Скорая помощь очень сильно отличается от офиса, мы в одном помещение 24 часа, 8-10 суток в месяц. Доходит до того, что даже, когда приезжаешь на День Рождения к коллеге видишь только тех людей, которые работают с тобой в смену, круг общения сужается до работы. Люди как-то хитрят, изловчаются, чтобы создать друг другу комфортные условия работы, но этого не должно быть по стандартам. Мы как одна большая семья.
Был у меня опыт, когда я работал на некоторых подстанциях, где диспетчер начинала готовить обед в 11-12 часов дня, потому что была куплена плита на общие деньги, в 13-14 часов дня нас возвращали, и мы кушали еду, которую приготовил диспетчер. Она прям борщи стояла готовила у плиты. Где еще это можно увидеть кроме как в скорой помощи? Не знаю, продолжается ли эта практика сейчас. Я ушел оттуда лет 5 назад, это было уже после введения ОМС. Такие забавные истории. Это не хорошие отношения внутри коллектива, это хороший коллектив.
— Остаетесь ли на работе, если вызов приходит за несколько минут до окончания смены?

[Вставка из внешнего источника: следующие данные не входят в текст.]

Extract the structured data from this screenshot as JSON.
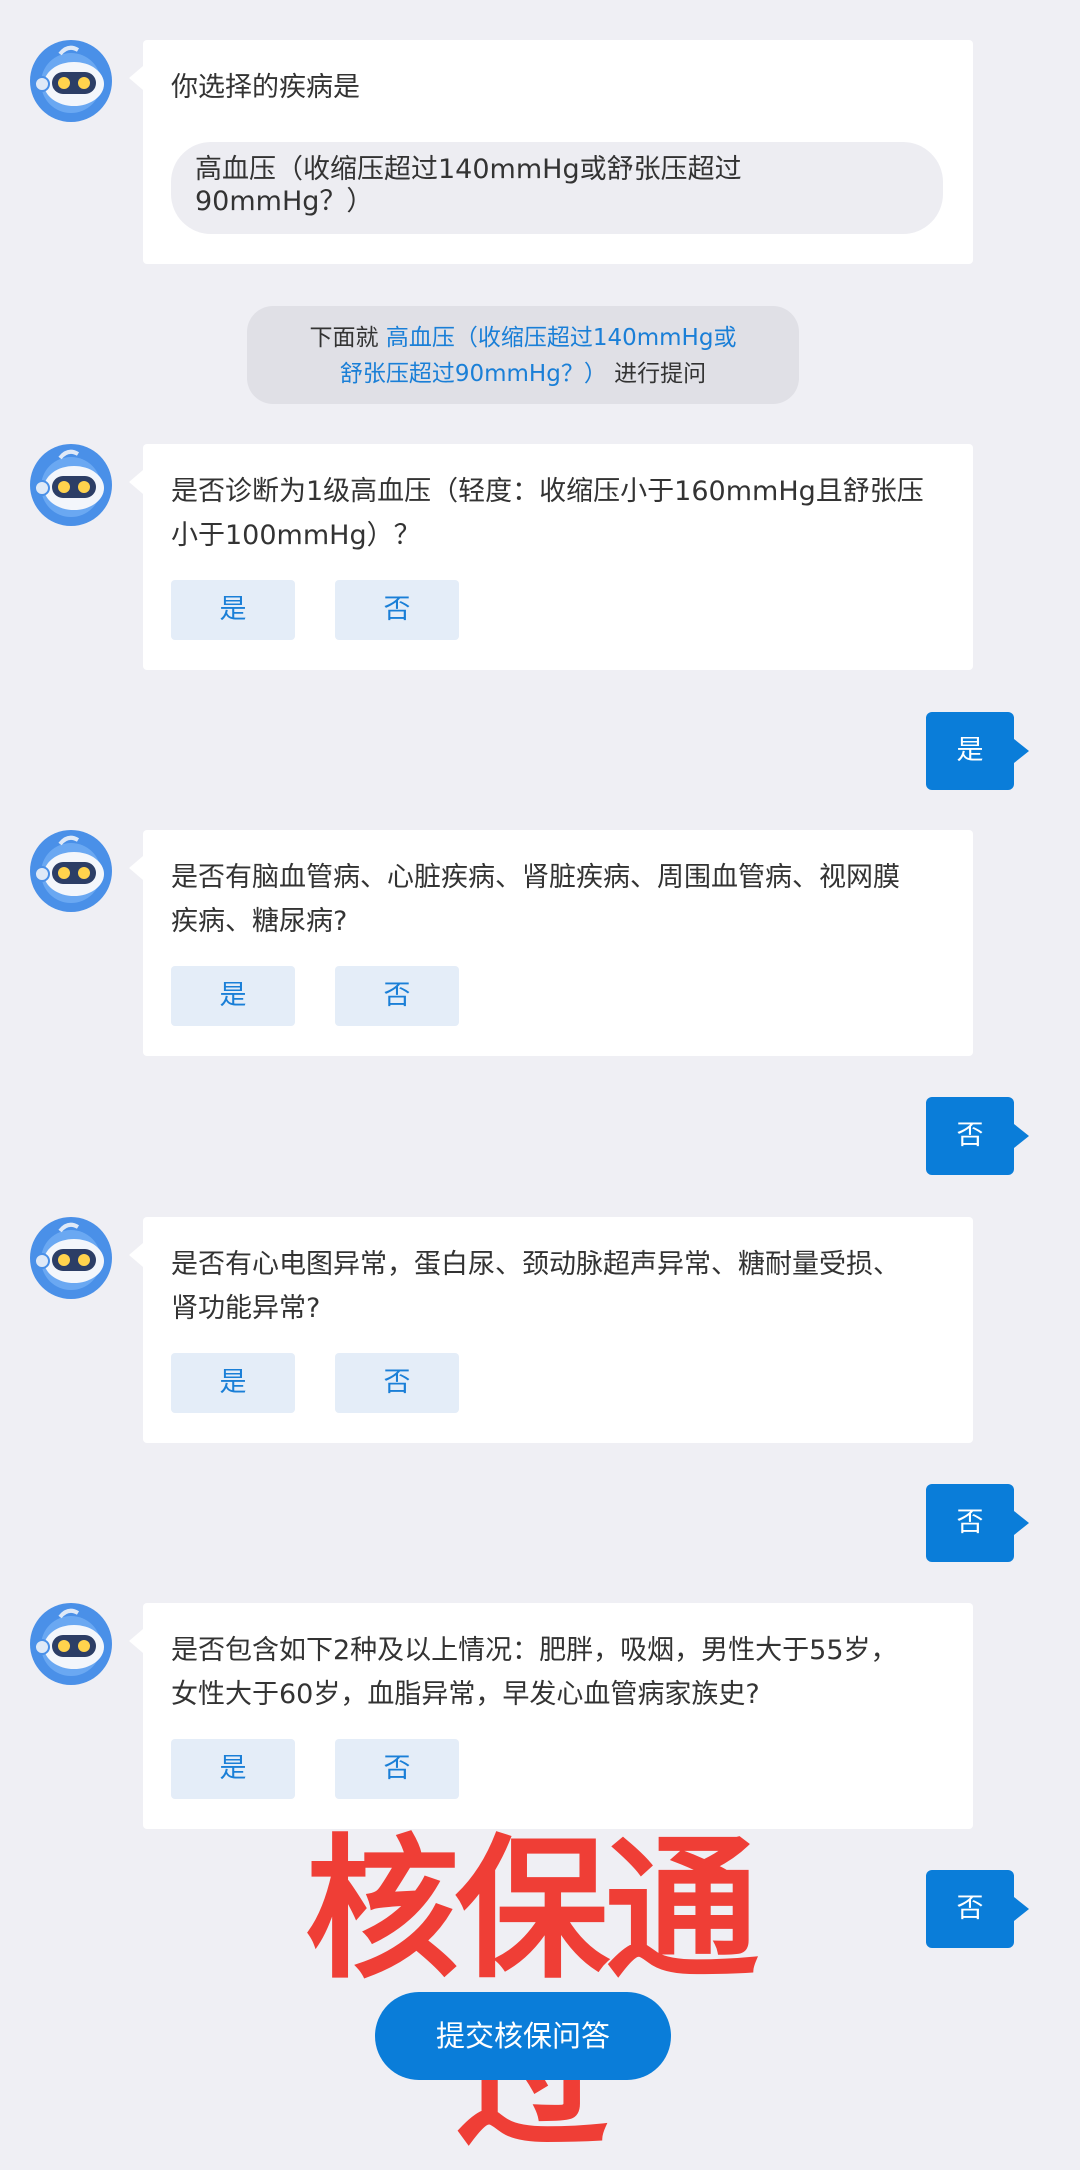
{
  "intro": {
    "title": "你选择的疾病是",
    "disease_line1": "高血压（收缩压超过140mmHg或舒张压超过",
    "disease_line2": "90mmHg？）"
  },
  "notice": {
    "prefix": "下面就",
    "highlight_line1": "高血压（收缩压超过140mmHg或",
    "highlight_line2": "舒张压超过90mmHg？）",
    "suffix": "进行提问"
  },
  "questions": [
    {
      "line1": "是否诊断为1级高血压（轻度：收缩压小于160mmHg且舒张压",
      "line2": "小于100mmHg）？",
      "yes": "是",
      "no": "否",
      "answer": "是"
    },
    {
      "line1": "是否有脑血管病、心脏疾病、肾脏疾病、周围血管病、视网膜",
      "line2": "疾病、糖尿病?",
      "yes": "是",
      "no": "否",
      "answer": "否"
    },
    {
      "line1": "是否有心电图异常，蛋白尿、颈动脉超声异常、糖耐量受损、",
      "line2": "肾功能异常?",
      "yes": "是",
      "no": "否",
      "answer": "否"
    },
    {
      "line1": "是否包含如下2种及以上情况：肥胖，吸烟，男性大于55岁，",
      "line2": "女性大于60岁，血脂异常，早发心血管病家族史?",
      "yes": "是",
      "no": "否",
      "answer": "否"
    }
  ],
  "stamp": "核保通过",
  "submit_label": "提交核保问答",
  "colors": {
    "accent": "#0a7dd9",
    "stamp": "#ef3e36",
    "background": "#efeff4"
  }
}
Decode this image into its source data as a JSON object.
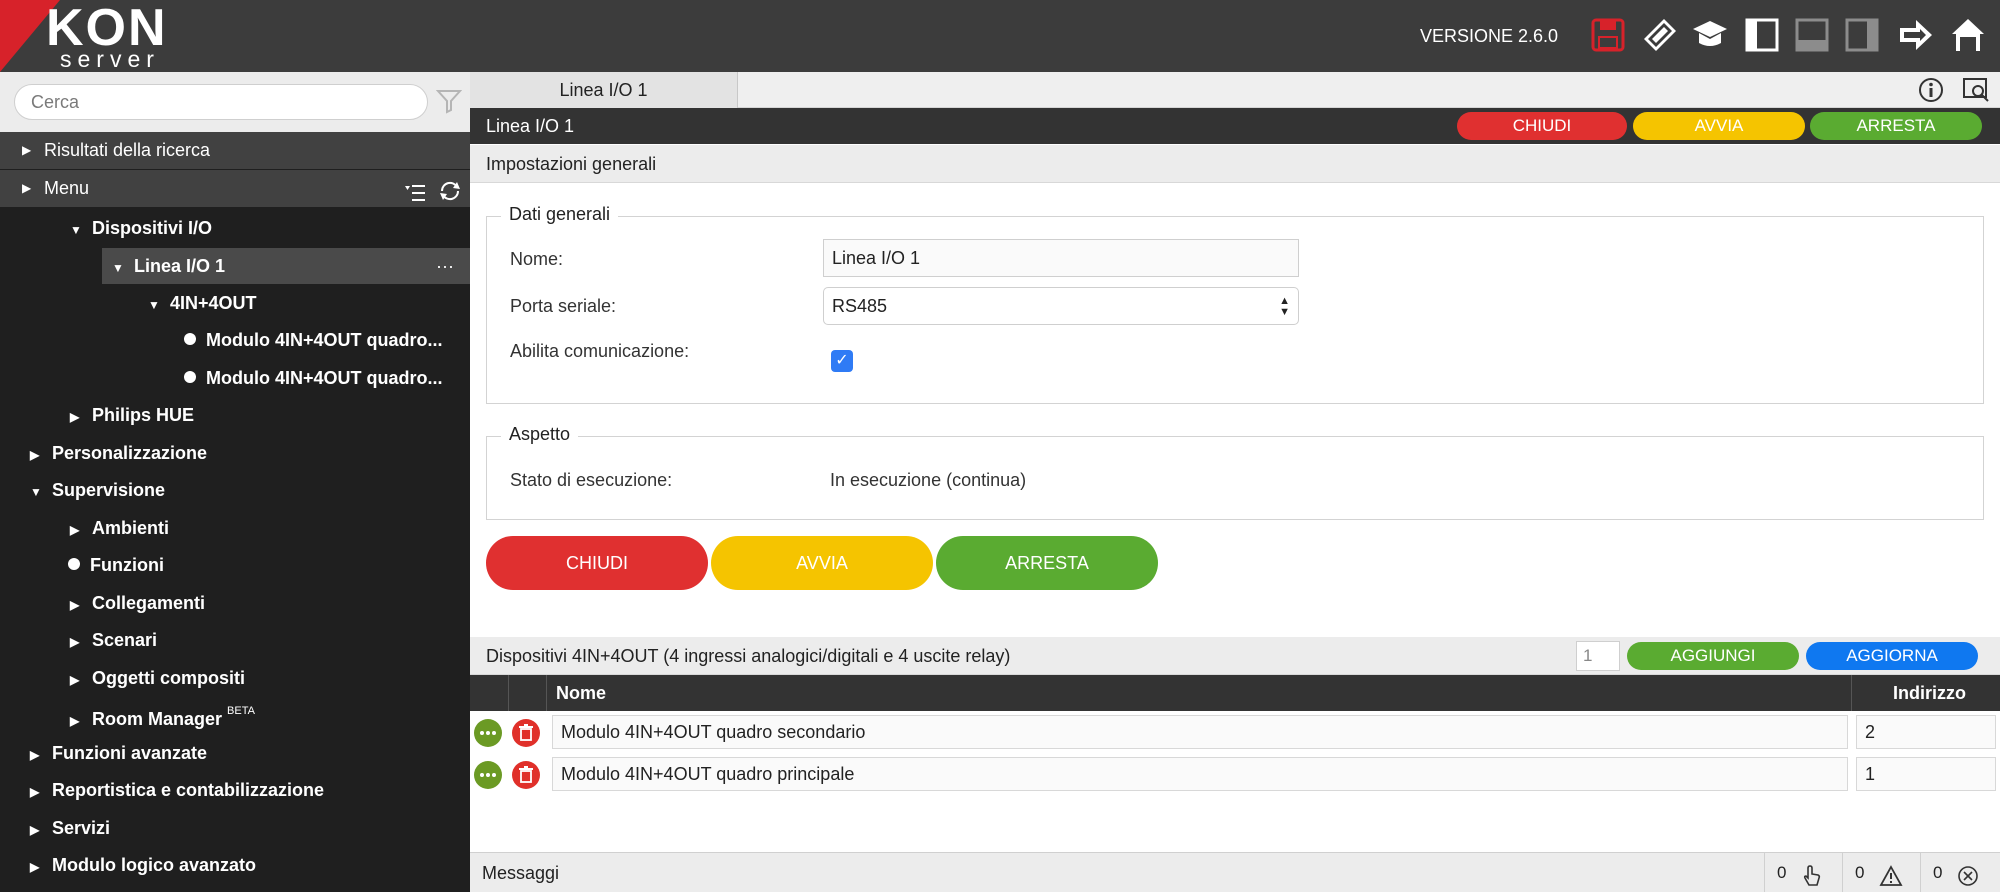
{
  "app": {
    "logo_text": "KON",
    "logo_sub": "server",
    "version": "VERSIONE 2.6.0"
  },
  "toolbar_icons": [
    "save-icon",
    "brush-icon",
    "graduation-cap-icon",
    "layout-left-icon",
    "layout-bottom-icon",
    "layout-right-icon",
    "exit-arrow-icon",
    "home-icon"
  ],
  "sidebar": {
    "search_placeholder": "Cerca",
    "results_header": "Risultati della ricerca",
    "menu_header": "Menu",
    "tree": [
      {
        "label": "Dispositivi I/O",
        "marker": "▼"
      },
      {
        "label": "Linea I/O 1",
        "marker": "▼"
      },
      {
        "label": "4IN+4OUT",
        "marker": "▼"
      },
      {
        "label": "Modulo 4IN+4OUT quadro...",
        "marker": "dot"
      },
      {
        "label": "Modulo 4IN+4OUT quadro...",
        "marker": "dot"
      },
      {
        "label": "Philips HUE",
        "marker": "▶"
      },
      {
        "label": "Personalizzazione",
        "marker": "▶"
      },
      {
        "label": "Supervisione",
        "marker": "▼"
      },
      {
        "label": "Ambienti",
        "marker": "▶"
      },
      {
        "label": "Funzioni",
        "marker": "dot"
      },
      {
        "label": "Collegamenti",
        "marker": "▶"
      },
      {
        "label": "Scenari",
        "marker": "▶"
      },
      {
        "label": "Oggetti compositi",
        "marker": "▶"
      },
      {
        "label": "Room Manager",
        "marker": "▶",
        "sup": "BETA"
      },
      {
        "label": "Funzioni avanzate",
        "marker": "▶"
      },
      {
        "label": "Reportistica e contabilizzazione",
        "marker": "▶"
      },
      {
        "label": "Servizi",
        "marker": "▶"
      },
      {
        "label": "Modulo logico avanzato",
        "marker": "▶"
      }
    ],
    "more_label": "···"
  },
  "tabs": [
    {
      "label": "Linea I/O 1"
    }
  ],
  "panel": {
    "title": "Linea I/O 1",
    "buttons": {
      "close": "CHIUDI",
      "start": "AVVIA",
      "stop": "ARRESTA"
    }
  },
  "general": {
    "section_title": "Impostazioni generali",
    "data_legend": "Dati generali",
    "name_label": "Nome:",
    "name_value": "Linea I/O 1",
    "port_label": "Porta seriale:",
    "port_value": "RS485",
    "enable_label": "Abilita comunicazione:",
    "enable_checked": true,
    "aspect_legend": "Aspetto",
    "state_label": "Stato di esecuzione:",
    "state_value": "In esecuzione (continua)"
  },
  "big_buttons": {
    "close": "CHIUDI",
    "start": "AVVIA",
    "stop": "ARRESTA"
  },
  "devices": {
    "title": "Dispositivi 4IN+4OUT (4 ingressi analogici/digitali e 4 uscite relay)",
    "quantity": "1",
    "add_label": "AGGIUNGI",
    "refresh_label": "AGGIORNA",
    "columns": {
      "name": "Nome",
      "address": "Indirizzo"
    },
    "rows": [
      {
        "name": "Modulo 4IN+4OUT quadro secondario",
        "address": "2"
      },
      {
        "name": "Modulo 4IN+4OUT quadro principale",
        "address": "1"
      }
    ]
  },
  "messages": {
    "label": "Messaggi",
    "counters": [
      {
        "count": "0",
        "icon": "hand-pointer-icon"
      },
      {
        "count": "0",
        "icon": "warning-icon"
      },
      {
        "count": "0",
        "icon": "error-circle-icon"
      }
    ]
  },
  "colors": {
    "accent_red": "#d7222a",
    "button_red": "#e03030",
    "button_yellow": "#f5c400",
    "button_green": "#5aab31",
    "button_blue": "#0f78f0"
  }
}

Вариаций много, на некоторых станциях диспетчеры принимают вызов, но не забивают его в компьютер. За 15 минут до окончания рабочего дня вызовы не записываются и передаются другим диспетчерам, выезжает другая бригада. Для меня это непозволительная роскошь. Если в 7:55 поступает ДТП – я на него еду. Бывает, что смена приходит чуть раньше, они выезжают вместо меня, но под моей фамилией. Все зависит от станции, коллектива и смены. На мой взгляд, это не совсем правильно, если они накосячат – отвечать буду я. В случае ЧС мы может остаться на работе до 2-х суток, по необходимости. Бывало, что мы выезжали на вызов в 7:50, была необходима госпитализация в другой город и домой мы возвращались к обеду, т. е. 32 часа непрерывной работы.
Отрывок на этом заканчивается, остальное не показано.